従業員満足度の調査を行うことが目的となってしまうことも少なくありませんが、しっかりと目的を定めて「調査」「分析」「振り返り」「施策の実施」のPDCAサイクルを回していくことで、従業員満足度向上につなげていくのです。
このPDCAサイクルを回していくには、従業員に進んで調査に協力してもらえるようにすることが必要です。調査項目を多くしすぎない、適宜、調査結果をフィードバックする、しっかり施策につなげていくなどを行うことで、従業員の不満がでないようにしてく体制を執ることがポイントとなります。
自社の従業員満足度調査を実施し、従業員満足度を向上させて社員の定着を図りましょう!
従業員満足度の定義や企業に及ぼす影響とともに、従業員満足度が高い企業の好事例、従業員満足度に関する指標や調査方法について解説しました。
少子高齢化の進展により人材不足が深刻化していくなか、従業員満足度を向上することで社員の定着を図ることは人事にとって重要課題です。

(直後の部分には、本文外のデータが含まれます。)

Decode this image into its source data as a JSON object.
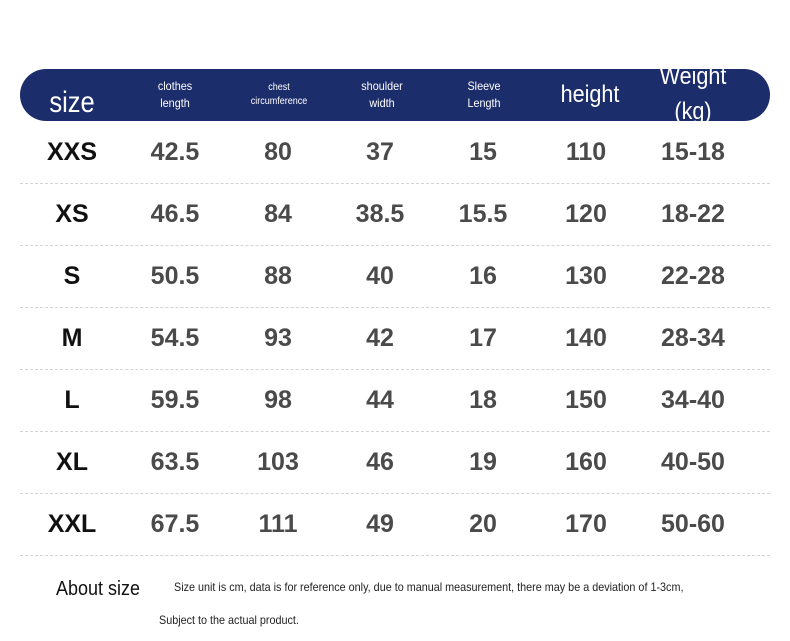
{
  "table": {
    "headers": [
      {
        "key": "size",
        "label": "size"
      },
      {
        "key": "clothes-length",
        "label": "clothes\nlength"
      },
      {
        "key": "chest-circumference",
        "label": "chest\ncircumference"
      },
      {
        "key": "shoulder-width",
        "label": "shoulder\nwidth"
      },
      {
        "key": "sleeve-length",
        "label": "Sleeve\nLength"
      },
      {
        "key": "height",
        "label": "height"
      },
      {
        "key": "weight",
        "label": "Weight (kg)"
      }
    ],
    "rows": [
      [
        "XXS",
        "42.5",
        "80",
        "37",
        "15",
        "110",
        "15-18"
      ],
      [
        "XS",
        "46.5",
        "84",
        "38.5",
        "15.5",
        "120",
        "18-22"
      ],
      [
        "S",
        "50.5",
        "88",
        "40",
        "16",
        "130",
        "22-28"
      ],
      [
        "M",
        "54.5",
        "93",
        "42",
        "17",
        "140",
        "28-34"
      ],
      [
        "L",
        "59.5",
        "98",
        "44",
        "18",
        "150",
        "34-40"
      ],
      [
        "XL",
        "63.5",
        "103",
        "46",
        "19",
        "160",
        "40-50"
      ],
      [
        "XXL",
        "67.5",
        "111",
        "49",
        "20",
        "170",
        "50-60"
      ]
    ]
  },
  "footer": {
    "title": "About size",
    "note_line1": "Size unit is cm, data is for reference only, due to manual measurement, there may be a deviation of 1-3cm,",
    "note_line2": "Subject to the actual product."
  }
}
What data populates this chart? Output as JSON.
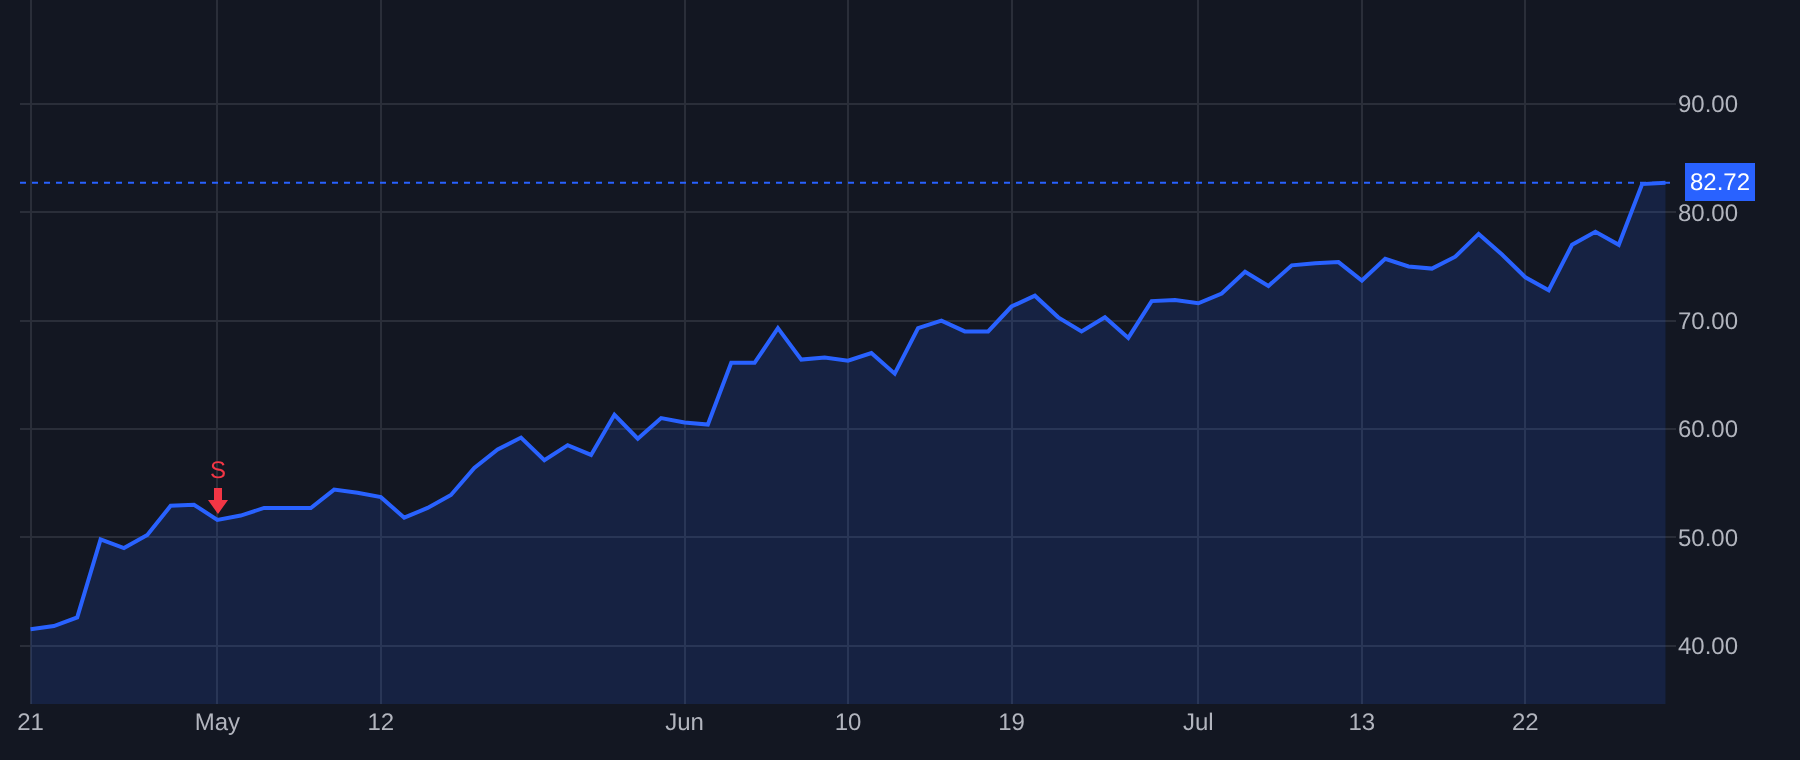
{
  "chart_data": {
    "type": "area",
    "categories": [
      "21",
      null,
      null,
      null,
      null,
      null,
      null,
      null,
      "May",
      null,
      null,
      null,
      null,
      null,
      null,
      "12",
      null,
      null,
      null,
      null,
      null,
      null,
      null,
      null,
      null,
      null,
      null,
      null,
      "Jun",
      null,
      null,
      null,
      null,
      null,
      null,
      "10",
      null,
      null,
      null,
      null,
      null,
      null,
      "19",
      null,
      null,
      null,
      null,
      null,
      null,
      null,
      "Jul",
      null,
      null,
      null,
      null,
      null,
      null,
      "13",
      null,
      null,
      null,
      null,
      null,
      null,
      "22",
      null,
      null,
      null,
      null,
      null,
      null
    ],
    "series": [
      {
        "color": "#2962ff",
        "values": [
          41.5,
          41.8,
          42.6,
          49.8,
          49.0,
          50.2,
          52.9,
          53.0,
          51.6,
          52.0,
          52.7,
          52.7,
          52.7,
          54.4,
          54.1,
          53.7,
          51.8,
          52.7,
          53.9,
          56.4,
          58.1,
          59.2,
          57.1,
          58.5,
          57.6,
          61.3,
          59.1,
          61.0,
          60.6,
          60.4,
          66.1,
          66.1,
          69.3,
          66.4,
          66.6,
          66.3,
          67.0,
          65.1,
          69.3,
          70.0,
          69.0,
          69.0,
          71.3,
          72.3,
          70.3,
          69.0,
          70.3,
          68.4,
          71.8,
          71.9,
          71.6,
          72.5,
          74.5,
          73.2,
          75.1,
          75.3,
          75.4,
          73.7,
          75.7,
          75.0,
          74.8,
          75.9,
          78.0,
          76.1,
          74.0,
          72.8,
          77.0,
          78.2,
          77.0,
          82.6,
          82.72
        ]
      }
    ],
    "ylim": [
      34.6,
      99.6
    ],
    "yticks": [
      {
        "value": 40,
        "label": "40.00"
      },
      {
        "value": 50,
        "label": "50.00"
      },
      {
        "value": 60,
        "label": "60.00"
      },
      {
        "value": 70,
        "label": "70.00"
      },
      {
        "value": 80,
        "label": "80.00"
      },
      {
        "value": 90,
        "label": "90.00"
      }
    ],
    "ref_lines": [
      {
        "axis": "y",
        "value": 82.72,
        "label": "82.72",
        "color": "#2962ff",
        "line_style": "dotted"
      }
    ],
    "annotations": [
      {
        "text": "S",
        "x": "May",
        "y": 51.6
      }
    ],
    "grid": true
  }
}
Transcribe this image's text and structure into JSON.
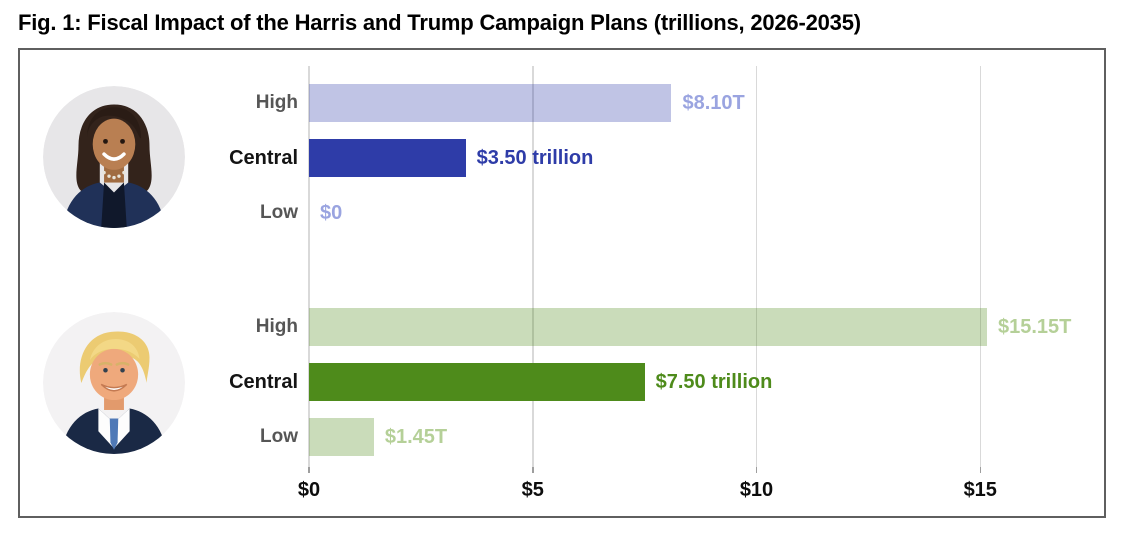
{
  "title": "Fig. 1: Fiscal Impact of the Harris and Trump Campaign Plans (trillions, 2026-2035)",
  "chart_data": {
    "type": "bar",
    "orientation": "horizontal",
    "categories": [
      "High",
      "Central",
      "Low"
    ],
    "series": [
      {
        "name": "Harris",
        "avatar": "harris-portrait",
        "values": [
          8.1,
          3.5,
          0
        ],
        "value_labels": [
          "$8.10T",
          "$3.50 trillion",
          "$0"
        ],
        "bar_color": "#2e3ca8",
        "bar_color_light": "#c2c8ea",
        "value_text_strong": "#2e3ca8",
        "value_text_light": "#9aa4e0"
      },
      {
        "name": "Trump",
        "avatar": "trump-portrait",
        "values": [
          15.15,
          7.5,
          1.45
        ],
        "value_labels": [
          "$15.15T",
          "$7.50 trillion",
          "$1.45T"
        ],
        "bar_color": "#4e8b1b",
        "bar_color_light": "#cbdeb4",
        "value_text_strong": "#4e8b1b",
        "value_text_light": "#b5d098"
      }
    ],
    "x_ticks": [
      {
        "value": 0,
        "label": "$0"
      },
      {
        "value": 5,
        "label": "$5"
      },
      {
        "value": 10,
        "label": "$10"
      },
      {
        "value": 15,
        "label": "$15"
      }
    ],
    "xlim": [
      0,
      17.9
    ],
    "grid": true,
    "legend": "none",
    "category_label_color_normal": "#565656",
    "category_label_color_emphasis": "#141414"
  }
}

自社における衛生要因と動機付け要因のそれぞれの課題を抽出し、従業員満足度調査のPDCAサイクルをしっかりと回して施策につなげるとともに、従業員満足度調査を行う目的やフィードバックを適切に行うことで従業員から理解を得ることが成功の鍵です。
ぜひ、本記事を参考に、従業員満足度に関する理解を深めて、従業員満足度向上に取り組みましょう!